Certes, le ministre rappelle " qu'il est utile de souligner le principe
d'individualisation de la punition ou de la sanction ". Mais c'est pour
ajouter aussitôt dans le paragraphe intitulé " moyens d'action
à la disposition des enseignants en matière disciplinaire ",
" qu'une punition peut être infligée pour sanctionner le
comportement d'un groupe d'élèves identifiés qui, par
exemple, perturbe le fonctionnement de la classe.
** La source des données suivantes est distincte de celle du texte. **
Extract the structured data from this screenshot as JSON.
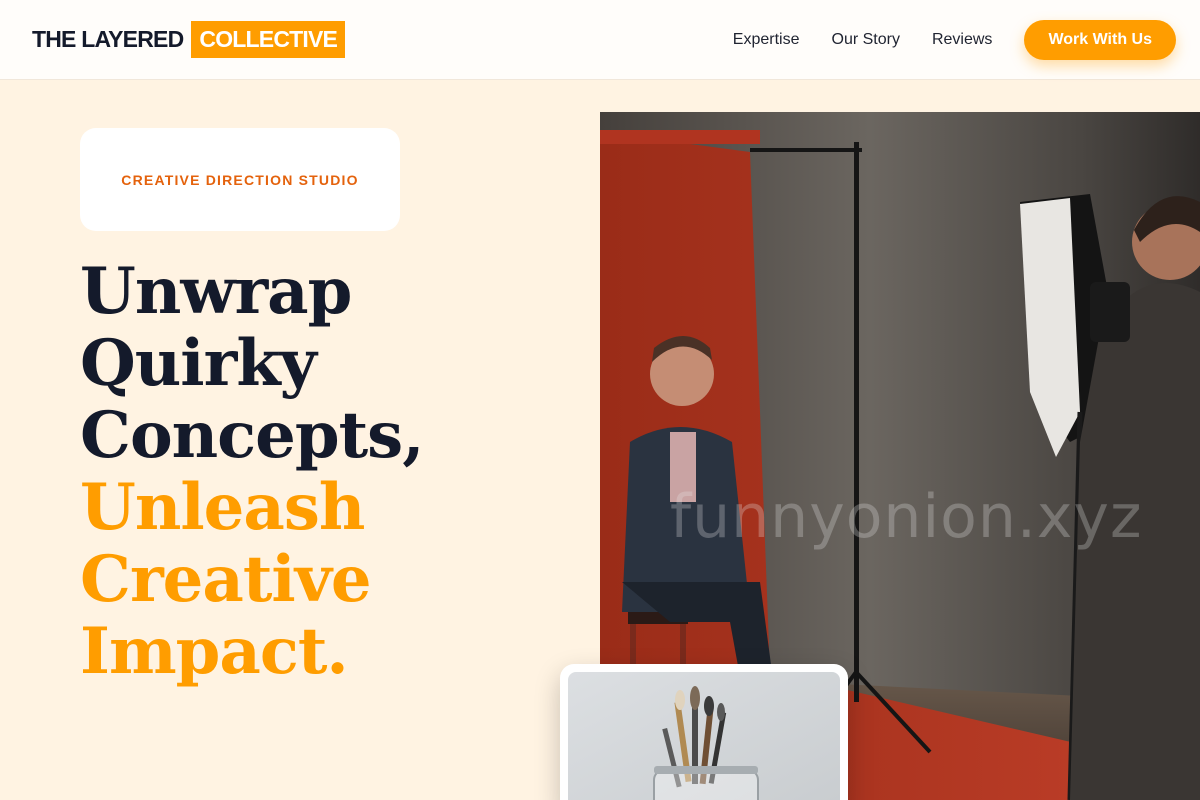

Par ailleurs, dans le cadre
de l'autonomie pédagogique du professeur, quand les circonstances l'exigent,
celui-ci peut donner un travail supplémentaire à l'ensemble
des élèves ".
Ainsi, très clairement, " le travail supplémentaire "
donné " à l'ensemble des élèves ", est
envisagé comme un moyen d'action en matière disciplinaire.
Cette disposition, qui cherche un alibi un peu grossier dans " l'autonomie
pédagogique du professeur ", constitue un recul sans précédent,
à la fois du point de vue de la justice, du point de vue de l'autorité
de l'enseignant et du point de vue éducatif :
- elle contrevient au principe de l'individualisation des sanctions, selon
lequel " toute sanction, toute punition s'adressent à une personne
; elles sont individuelles et ne peuvent être, en aucun cas, collectives
" (circulaire n° 2000-105 du 11-7-2000) ; plus largement, elle est
contraire aux principes fondamentaux du droit français ; de surcroît,
en introduisant la notion de " travail supplémentaire " comme
un moyen d'action de nature disciplinaire, elle rétablit une confusion
dommageable - et condamnée dans la circulaire déjà citée
- entre " les punitions relatives au comportement des élèves
" et " l'évaluation de leur travail personnel " ;
- cette disposition bat en brèche l'autorité des chefs d'établissement
et des enseignants, que le ministre se targue par ailleurs de réhabiliter
: en offrant cette solution de facilité et en contraignant à
ce constat d'impuissance que constitue la punition collective, il pourrait
laisser entendre que des équipes pédagogiques sont incapables
d'anticiper une situation, de gérer un conflit et de cerner les responsabilités
;
- enfin, le recours à la punition collective, outre un aveu implicite
d'échec, est contre-éducatif en tant qu'il incite dans la quasi-totalité
des cas à la délation : la seule alternative consiste à
dénoncer autrui, ou à subir collectivement la punition.
Élèves, enseignants, parents, chefs d'établissement,
personnels d'éducation ont travaillé longtemps ensemble pour
établir les règles les plus justes et les plus équilibrées
en matière disciplinaire. Ils ont prévu ensemble des procédures
alternatives au conseil de discipline, qui visent à anticiper les conflits,
à les traiter à la racine, et à les résoudre d'abord
et avant tout dans une perspective éducative. Cette tâche est
difficile, délicate et requiert la mobilisation de toute la communauté
éducative.
Cette dernière ne peut accepter qu'on fragilise la vie de l'établissement
scolaire par des mesures qui, conjuguant l'autoritarisme et l'arbitraire,
engendrent l'injustice.
Signataires (auxquels s'associe bien entendu INTERMEDES) : CEMEA, CRAP-Cahiers pédagogiques, DEI-France (Défense des enfants international), Éducation & Devenir, FCPE, FERC-CGT, FOEVEN (Fédération des œuvres éducatives et de vacances de l'Éducation nationale), GFEN (Groupe français d'éducation nouvelle), ICEM-Pédagogie Freinet (Institut coopératif de l'école moderne), Ligue de l'enseignement, Ligue des droits de l'Homme, OCCE (Office central de la coopération à l'école), SNPDEN-UNSA, UNL.